Serum PSA values were obtained in 29 of our 40 cases and 79% of the cases had a level of >10ng/ml. A comparison of serum PSA value and the Gleason score was done and the patients with a serum PSA of >10ng/ml was found to have a higher grade of tumour compared to those with serum PSA of ≤10ng/ml. This difference was statistically significant (P=<0.00001) and is given in Table 11 Table 2.
Neuroendocrine differentiation was estimated by the percentage of cytoplasmic positivity of ChromograninA(CgA) in the tumour area. 6 cases(15%) had a %CgA score of 0. 30 cases (75%) had a %CgA score of 1. 2cases(5%) had a %CgA score of 2 and 2 out of 40 cases with %CgA score 3 which accounted for 5% of all cases. The percentage positivity of CgA in individual cases was compared with their corresponding Gleason scores and it was found that the higher Chromogranin A positivity (CgA) score correlated with a higher grade of carcinoma prostate depicted by a high Gleason score as given in Table 3.
Linear regression analysis of percentage Chromogranin A positivity with the Gleason score showed a P value of 0.00012 and correlation coefficient (r^2) of 0.40. Both cases with a %CgA score of 3 had a Gleason score of 8 or more.

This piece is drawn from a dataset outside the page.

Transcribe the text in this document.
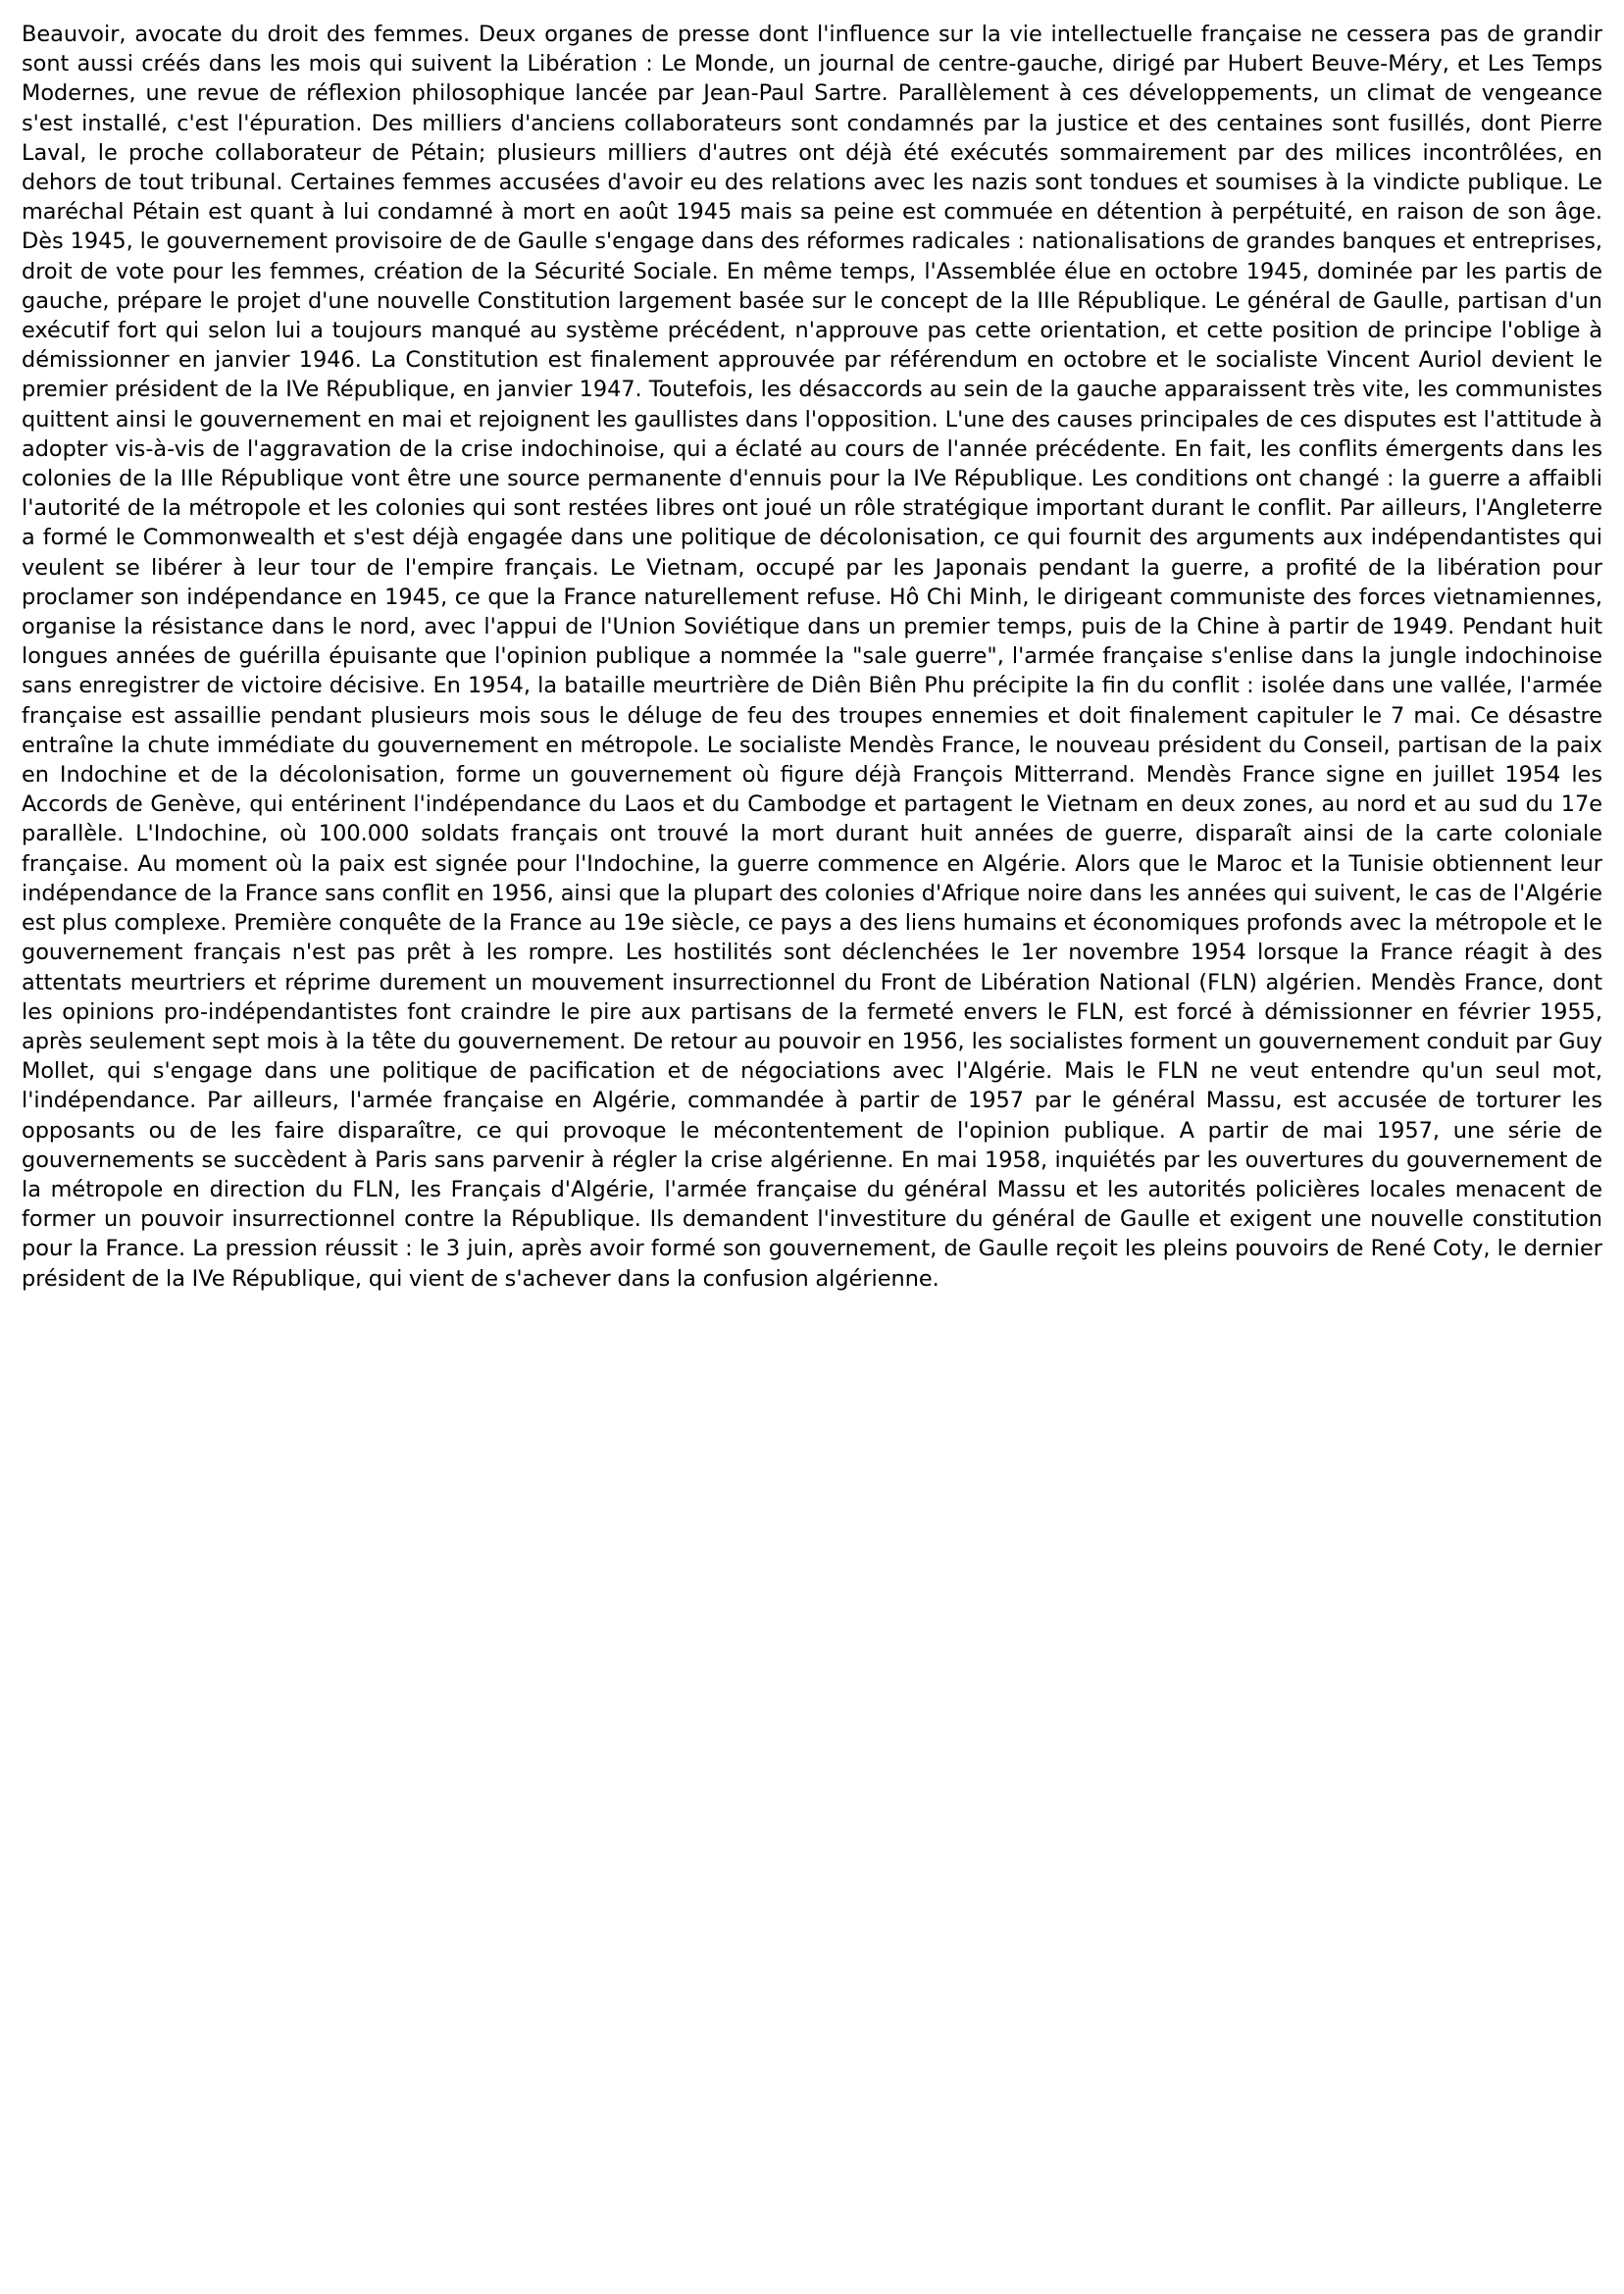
Beauvoir, avocate du droit des femmes. Deux organes de presse dont l'influence sur la vie intellectuelle française ne cessera pas de grandir sont aussi créés dans les mois qui suivent la Libération : Le Monde, un journal de centre-gauche, dirigé par Hubert Beuve-Méry, et Les Temps Modernes, une revue de réflexion philosophique lancée par Jean-Paul Sartre. Parallèlement à ces développements, un climat de vengeance s'est installé, c'est l'épuration. Des milliers d'anciens collaborateurs sont condamnés par la justice et des centaines sont fusillés, dont Pierre Laval, le proche collaborateur de Pétain; plusieurs milliers d'autres ont déjà été exécutés sommairement par des milices incontrôlées, en dehors de tout tribunal. Certaines femmes accusées d'avoir eu des relations avec les nazis sont tondues et soumises à la vindicte publique. Le maréchal Pétain est quant à lui condamné à mort en août 1945 mais sa peine est commuée en détention à perpétuité, en raison de son âge. Dès 1945, le gouvernement provisoire de de Gaulle s'engage dans des réformes radicales : nationalisations de grandes banques et entreprises, droit de vote pour les femmes, création de la Sécurité Sociale. En même temps, l'Assemblée élue en octobre 1945, dominée par les partis de gauche, prépare le projet d'une nouvelle Constitution largement basée sur le concept de la IIIe République. Le général de Gaulle, partisan d'un exécutif fort qui selon lui a toujours manqué au système précédent, n'approuve pas cette orientation, et cette position de principe l'oblige à démissionner en janvier 1946. La Constitution est finalement approuvée par référendum en octobre et le socialiste Vincent Auriol devient le premier président de la IVe République, en janvier 1947. Toutefois, les désaccords au sein de la gauche apparaissent très vite, les communistes quittent ainsi le gouvernement en mai et rejoignent les gaullistes dans l'opposition. L'une des causes principales de ces disputes est l'attitude à adopter vis-à-vis de l'aggravation de la crise indochinoise, qui a éclaté au cours de l'année précédente. En fait, les conflits émergents dans les colonies de la IIIe République vont être une source permanente d'ennuis pour la IVe République. Les conditions ont changé : la guerre a affaibli l'autorité de la métropole et les colonies qui sont restées libres ont joué un rôle stratégique important durant le conflit. Par ailleurs, l'Angleterre a formé le Commonwealth et s'est déjà engagée dans une politique de décolonisation, ce qui fournit des arguments aux indépendantistes qui veulent se libérer à leur tour de l'empire français. Le Vietnam, occupé par les Japonais pendant la guerre, a profité de la libération pour proclamer son indépendance en 1945, ce que la France naturellement refuse. Hô Chi Minh, le dirigeant communiste des forces vietnamiennes, organise la résistance dans le nord, avec l'appui de l'Union Soviétique dans un premier temps, puis de la Chine à partir de 1949. Pendant huit longues années de guérilla épuisante que l'opinion publique a nommée la "sale guerre", l'armée française s'enlise dans la jungle indochinoise sans enregistrer de victoire décisive. En 1954, la bataille meurtrière de Diên Biên Phu précipite la fin du conflit : isolée dans une vallée, l'armée française est assaillie pendant plusieurs mois sous le déluge de feu des troupes ennemies et doit finalement capituler le 7 mai. Ce désastre entraîne la chute immédiate du gouvernement en métropole. Le socialiste Mendès France, le nouveau président du Conseil, partisan de la paix en Indochine et de la décolonisation, forme un gouvernement où figure déjà François Mitterrand. Mendès France signe en juillet 1954 les Accords de Genève, qui entérinent l'indépendance du Laos et du Cambodge et partagent le Vietnam en deux zones, au nord et au sud du 17e parallèle. L'Indochine, où 100.000 soldats français ont trouvé la mort durant huit années de guerre, disparaît ainsi de la carte coloniale française. Au moment où la paix est signée pour l'Indochine, la guerre commence en Algérie. Alors que le Maroc et la Tunisie obtiennent leur indépendance de la France sans conflit en 1956, ainsi que la plupart des colonies d'Afrique noire dans les années qui suivent, le cas de l'Algérie est plus complexe. Première conquête de la France au 19e siècle, ce pays a des liens humains et économiques profonds avec la métropole et le gouvernement français n'est pas prêt à les rompre. Les hostilités sont déclenchées le 1er novembre 1954 lorsque la France réagit à des attentats meurtriers et réprime durement un mouvement insurrectionnel du Front de Libération National (FLN) algérien. Mendès France, dont les opinions pro-indépendantistes font craindre le pire aux partisans de la fermeté envers le FLN, est forcé à démissionner en février 1955, après seulement sept mois à la tête du gouvernement. De retour au pouvoir en 1956, les socialistes forment un gouvernement conduit par Guy Mollet, qui s'engage dans une politique de pacification et de négociations avec l'Algérie. Mais le FLN ne veut entendre qu'un seul mot, l'indépendance. Par ailleurs, l'armée française en Algérie, commandée à partir de 1957 par le général Massu, est accusée de torturer les opposants ou de les faire disparaître, ce qui provoque le mécontentement de l'opinion publique. A partir de mai 1957, une série de gouvernements se succèdent à Paris sans parvenir à régler la crise algérienne. En mai 1958, inquiétés par les ouvertures du gouvernement de la métropole en direction du FLN, les Français d'Algérie, l'armée française du général Massu et les autorités policières locales menacent de former un pouvoir insurrectionnel contre la République. Ils demandent l'investiture du général de Gaulle et exigent une nouvelle constitution pour la France. La pression réussit : le 3 juin, après avoir formé son gouvernement, de Gaulle reçoit les pleins pouvoirs de René Coty, le dernier président de la IVe République, qui vient de s'achever dans la confusion algérienne.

None of the cases with %CgA score of 0 had a Gleason score > or = 8. Both were statistically significant with a P value of <0.00001.
5 out of 40 cases were associated with Prostatic intraepithelial neoplasia (PIN) of which 4 cases were PIN 2 and 1 case of PIN 3. Perineural invasion was detected in one of our case in the needle core biopsy.
Conclusions
The aim of our study was to quantify the neuroendocrine differentiation in prostatic adenocarcinoma using a immunohistochemical marker Chromogranin A and correlate it with its Gleason score. The results of our study showed that tumors having a higher Gleason score had a higher percentage of neuroendocrine cells. A Neuroendocrine differentiation also had a positive correlation with the serum PSA. In our study, we concluded that serum PSA, Gleason score and neuroendcocrine differentiation can be the most relevant prognostic predictors in higher grade tumors. Neuroendocrine differentiation and hormone refractory disease is an associated phenomenon: extensive NED of a tumor renders it androgen-independent. Prostatic carcinoma in advanced stage is the main indication for hormone therapy. Such tumors having higher grade may have a significant neuroendocrine component. This can in turn render the tumor hormone refractory. As shown in our study, it would be desirable to establish the extend of neuroendocrine differentiation before planning the treatment of hormone refractory cases with newer modalities like immunotherapy (antibodies to growth hormone peptides), endocrine therapy or chemotherapy.